ABOUT SUSTAINABLE DIGITAL FINANCE
Digital financial services can turn 1.6 billion of the 2 billion unbanked people into formal financial customers by 2025
Financing sustainable development is one of the greatest challenges of our times. Meeting this challenge will require the mobilization and redeployment of tens of trillions of dollars, largely from private sources, channeled through the global financial system. Yet despite its overhaul following the financial crisis, today’s global financial system is not fit for this purpose. Today, too little capital flows to meet the financing needs of the sustainable development goals, and too much capital continues to finance unsustainable development.
Digital finance, which includes a broad range of technologies such as big data, artificial intelligence, blockchain and the Internet of Things (IoT), offers innovative solutions to scale up sustainable finance, and the prospect of a more efficient, accessible and less vulnerable financial system. Digital finance can increase the capabilities of actors throughout the financing value chain, at reduced costs, to factor in environmental risks, opportunities, incentives and choices, as well as enhance the effective use of policies, regulations, standards and fiscal measures. Such positive outcomes are not, however, an automatic consequence of digital finance and fintech-powered innovations, and there are also potential risks and unintended consequences. The opportunity and need is to ensure that the transformative potential for digital finance is harnessed to align the financial system with sustainable development.
Harnessing this potential of digital finance with the financing needs of sustainable development will require the collective ambition, innovation, and persistence of the world’s financial institutions, policymakers and citizens.
Big data, machine learning and artificial intelligence and cloud computing enables the aggregation and analysis of large amounts of increasingly complex data from many different sources, dramatically increasing and automating decision-making capabilities at low-cost.
Mobile platforms, including mobile money, person-to-person (P2P) and crowdfunding allow for easy payments with or without traditional bank accounts, new-investment opportunities for lenders and sources of capital for borrowers.
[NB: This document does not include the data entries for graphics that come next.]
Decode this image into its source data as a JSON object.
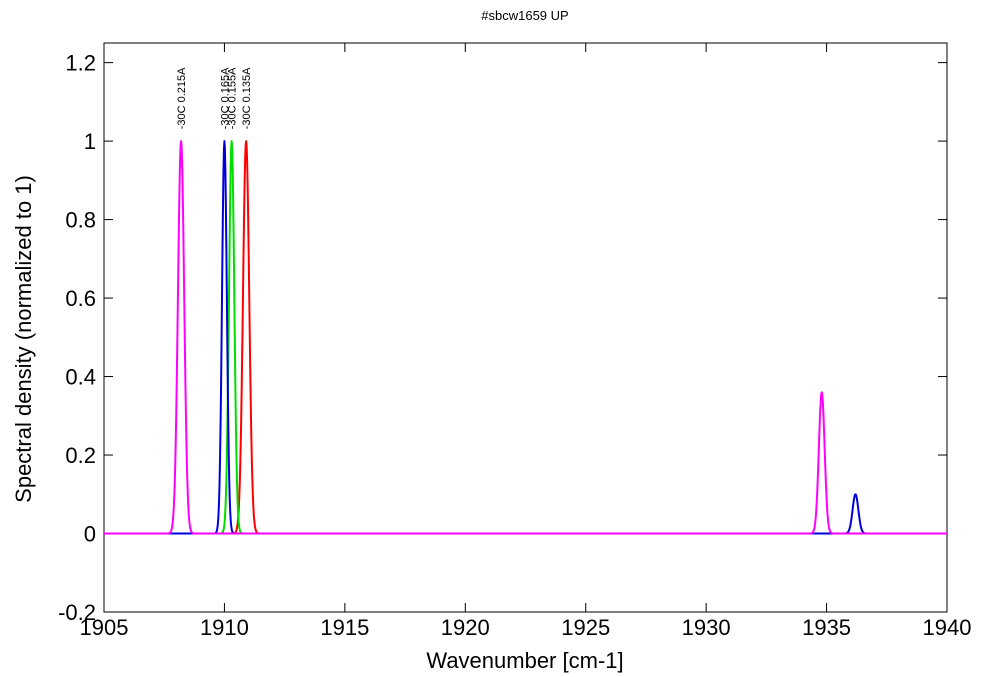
{
  "chart_data": {
    "type": "line",
    "title": "#sbcw1659 UP",
    "xlabel": "Wavenumber [cm-1]",
    "ylabel": "Spectral density (normalized to 1)",
    "xlim": [
      1905,
      1940
    ],
    "ylim": [
      -0.2,
      1.25
    ],
    "xticks": [
      1905,
      1910,
      1915,
      1920,
      1925,
      1930,
      1935,
      1940
    ],
    "xtick_labels": [
      "1905",
      "1910",
      "1915",
      "1920",
      "1925",
      "1930",
      "1935",
      "1940"
    ],
    "yticks": [
      -0.2,
      0,
      0.2,
      0.4,
      0.6,
      0.8,
      1,
      1.2
    ],
    "ytick_labels": [
      "-0.2",
      "0",
      "0.2",
      "0.4",
      "0.6",
      "0.8",
      "1",
      "1.2"
    ],
    "grid": false,
    "series": [
      {
        "name": "-30C 0.135A",
        "color": "#ff0000",
        "peaks": [
          {
            "center": 1910.9,
            "height": 1.0,
            "width": 0.13
          }
        ]
      },
      {
        "name": "-30C 0.155A",
        "color": "#00dd00",
        "peaks": [
          {
            "center": 1910.3,
            "height": 1.0,
            "width": 0.11
          }
        ]
      },
      {
        "name": "-30C 0.165A",
        "color": "#0000dd",
        "peaks": [
          {
            "center": 1910.0,
            "height": 1.0,
            "width": 0.1
          },
          {
            "center": 1936.2,
            "height": 0.1,
            "width": 0.12
          }
        ]
      },
      {
        "name": "-30C 0.215A",
        "color": "#ff00ff",
        "peaks": [
          {
            "center": 1908.2,
            "height": 1.0,
            "width": 0.13
          },
          {
            "center": 1934.8,
            "height": 0.36,
            "width": 0.12
          }
        ]
      }
    ]
  }
}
Blockchain technology is a shared database of trusted, immutable, verifiable transactions distributed across large peer-to-peer networks that are secure and transparent. Blockchain enables ‘smart contracts’ which allow automatic execution if certain conditions without the need for a third party.
The Internet of Things (IoT) through low-cost connected sensors and AI is resulting in machine learning that automates discoveries and enables ‘intelligent’ computers capable of non-routine tasks.